Why Inflation Expectations Are So Important
Fed Chair Jerome Powell made a crucial point about inflation in his Jackson Hole speech.
Fed Chair Jerome Powell made a crucial point about inflation in his speech at the Jackson Hole Economic Symposium. Here it is:
“The public’s expectations about future inflation can play an important role in setting the path of inflation over time.
If the public expects that inflation will remain low and stable over time, then, absent major shocks, it likely will. Unfortunately, the same is true of expectations of high and volatile inflation. During the 1970s, as inflation climbed, the anticipation of high inflation became entrenched in the economic decision-making of households and businesses. The more inflation rose, the more people came to expect it to remain high, and they built that belief into wage and pricing decisions.” -Jerome Powell
The idea that inflation expectations can impact actual inflation is a fascinating one. Fortunately, as Powell noted, inflation expectations are currently being kept in check, presumably because consumers and businesses believe that policymakers like the Fed will do what is necessary to bring down inflation.

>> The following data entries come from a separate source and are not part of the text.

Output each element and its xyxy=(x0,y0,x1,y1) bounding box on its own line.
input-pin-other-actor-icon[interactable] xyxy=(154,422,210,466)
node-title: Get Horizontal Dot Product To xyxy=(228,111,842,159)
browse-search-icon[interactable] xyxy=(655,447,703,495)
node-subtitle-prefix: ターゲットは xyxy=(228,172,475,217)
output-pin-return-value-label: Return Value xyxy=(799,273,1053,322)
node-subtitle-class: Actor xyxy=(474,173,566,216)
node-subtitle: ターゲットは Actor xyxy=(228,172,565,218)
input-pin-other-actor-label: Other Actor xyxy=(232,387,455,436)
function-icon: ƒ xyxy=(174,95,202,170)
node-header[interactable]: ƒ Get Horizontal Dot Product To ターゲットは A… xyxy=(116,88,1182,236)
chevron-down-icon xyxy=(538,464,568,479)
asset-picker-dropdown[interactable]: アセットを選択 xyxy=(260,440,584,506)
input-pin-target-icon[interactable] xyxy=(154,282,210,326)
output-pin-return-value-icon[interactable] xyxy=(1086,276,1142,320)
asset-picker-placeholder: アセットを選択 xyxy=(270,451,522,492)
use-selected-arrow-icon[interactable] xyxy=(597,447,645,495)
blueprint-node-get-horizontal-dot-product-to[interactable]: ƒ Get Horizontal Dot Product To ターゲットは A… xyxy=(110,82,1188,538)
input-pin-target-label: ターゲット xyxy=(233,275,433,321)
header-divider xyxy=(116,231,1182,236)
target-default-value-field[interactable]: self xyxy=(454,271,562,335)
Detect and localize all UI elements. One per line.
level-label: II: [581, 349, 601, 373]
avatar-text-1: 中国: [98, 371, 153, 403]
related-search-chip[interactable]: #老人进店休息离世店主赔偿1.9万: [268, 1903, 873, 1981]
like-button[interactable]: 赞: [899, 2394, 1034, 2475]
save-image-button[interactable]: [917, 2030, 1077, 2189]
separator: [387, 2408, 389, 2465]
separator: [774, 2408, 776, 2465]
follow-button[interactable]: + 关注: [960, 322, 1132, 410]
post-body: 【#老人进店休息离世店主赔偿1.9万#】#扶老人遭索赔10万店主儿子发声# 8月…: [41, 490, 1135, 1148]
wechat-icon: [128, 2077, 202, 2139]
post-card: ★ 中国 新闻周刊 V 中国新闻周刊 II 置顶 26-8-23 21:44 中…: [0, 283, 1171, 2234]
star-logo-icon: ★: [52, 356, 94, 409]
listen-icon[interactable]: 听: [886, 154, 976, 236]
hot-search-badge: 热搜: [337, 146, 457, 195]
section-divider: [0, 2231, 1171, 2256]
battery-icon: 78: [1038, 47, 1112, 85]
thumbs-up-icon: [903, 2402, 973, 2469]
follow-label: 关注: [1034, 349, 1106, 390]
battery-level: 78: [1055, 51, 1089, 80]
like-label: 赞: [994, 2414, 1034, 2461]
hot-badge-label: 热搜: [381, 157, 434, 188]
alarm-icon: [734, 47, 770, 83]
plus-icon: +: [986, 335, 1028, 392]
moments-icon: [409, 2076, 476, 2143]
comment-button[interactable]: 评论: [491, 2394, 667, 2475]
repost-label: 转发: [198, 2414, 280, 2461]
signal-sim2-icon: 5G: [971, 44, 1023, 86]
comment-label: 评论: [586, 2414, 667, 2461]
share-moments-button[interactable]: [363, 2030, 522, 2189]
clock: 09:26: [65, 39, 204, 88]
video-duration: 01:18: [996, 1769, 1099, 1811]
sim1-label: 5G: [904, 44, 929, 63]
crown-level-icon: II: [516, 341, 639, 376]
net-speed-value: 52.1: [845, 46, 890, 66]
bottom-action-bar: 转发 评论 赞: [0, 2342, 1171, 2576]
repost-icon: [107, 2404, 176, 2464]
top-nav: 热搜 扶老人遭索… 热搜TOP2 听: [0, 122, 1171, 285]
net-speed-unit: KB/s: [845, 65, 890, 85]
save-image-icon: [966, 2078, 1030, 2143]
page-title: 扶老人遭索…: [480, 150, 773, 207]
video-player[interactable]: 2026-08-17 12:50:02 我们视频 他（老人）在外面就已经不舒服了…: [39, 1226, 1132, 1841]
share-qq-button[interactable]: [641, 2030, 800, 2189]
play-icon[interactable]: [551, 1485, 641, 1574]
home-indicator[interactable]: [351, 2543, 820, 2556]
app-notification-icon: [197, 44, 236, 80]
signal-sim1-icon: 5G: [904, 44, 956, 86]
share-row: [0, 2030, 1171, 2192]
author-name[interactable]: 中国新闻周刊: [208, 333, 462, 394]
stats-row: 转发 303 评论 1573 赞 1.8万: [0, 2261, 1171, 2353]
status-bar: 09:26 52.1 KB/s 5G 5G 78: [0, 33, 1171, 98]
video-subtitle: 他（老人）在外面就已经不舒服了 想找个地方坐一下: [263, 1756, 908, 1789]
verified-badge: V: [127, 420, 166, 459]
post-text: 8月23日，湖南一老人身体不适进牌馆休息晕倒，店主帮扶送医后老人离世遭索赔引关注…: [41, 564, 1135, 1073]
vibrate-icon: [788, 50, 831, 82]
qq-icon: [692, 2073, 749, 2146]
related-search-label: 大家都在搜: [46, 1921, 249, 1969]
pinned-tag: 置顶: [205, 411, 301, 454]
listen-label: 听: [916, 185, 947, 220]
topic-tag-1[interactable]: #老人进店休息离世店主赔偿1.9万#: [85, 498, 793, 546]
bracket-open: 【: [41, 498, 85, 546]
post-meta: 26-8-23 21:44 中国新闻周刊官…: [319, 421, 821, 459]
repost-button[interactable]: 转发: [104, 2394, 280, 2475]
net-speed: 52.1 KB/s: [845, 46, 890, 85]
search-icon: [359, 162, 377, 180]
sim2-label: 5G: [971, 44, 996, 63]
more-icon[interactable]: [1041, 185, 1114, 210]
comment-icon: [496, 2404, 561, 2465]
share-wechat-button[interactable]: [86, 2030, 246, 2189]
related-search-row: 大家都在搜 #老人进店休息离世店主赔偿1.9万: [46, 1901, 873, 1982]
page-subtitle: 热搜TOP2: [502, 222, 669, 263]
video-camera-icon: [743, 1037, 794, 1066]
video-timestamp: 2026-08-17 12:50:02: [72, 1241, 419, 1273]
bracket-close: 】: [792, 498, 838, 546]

One widely-followed measure of inflation expectations is the 10-year breakeven rate, a market-derived measure of inflation expectations that is calculated based on the difference between normal Treasury yields and the yields on Treasury Inflation-Protected Securities (TIPS).
Currently, it’s around 2.6%, modestly above the Fed’s 2% inflation target, but well below current inflation levels.
That’s good news. But of course, expectations can change— and the longer that inflation stays elevated, the more likely inflation expectations are to move up. That’s why Powell said it so crucial to bring inflation down as quickly as possible.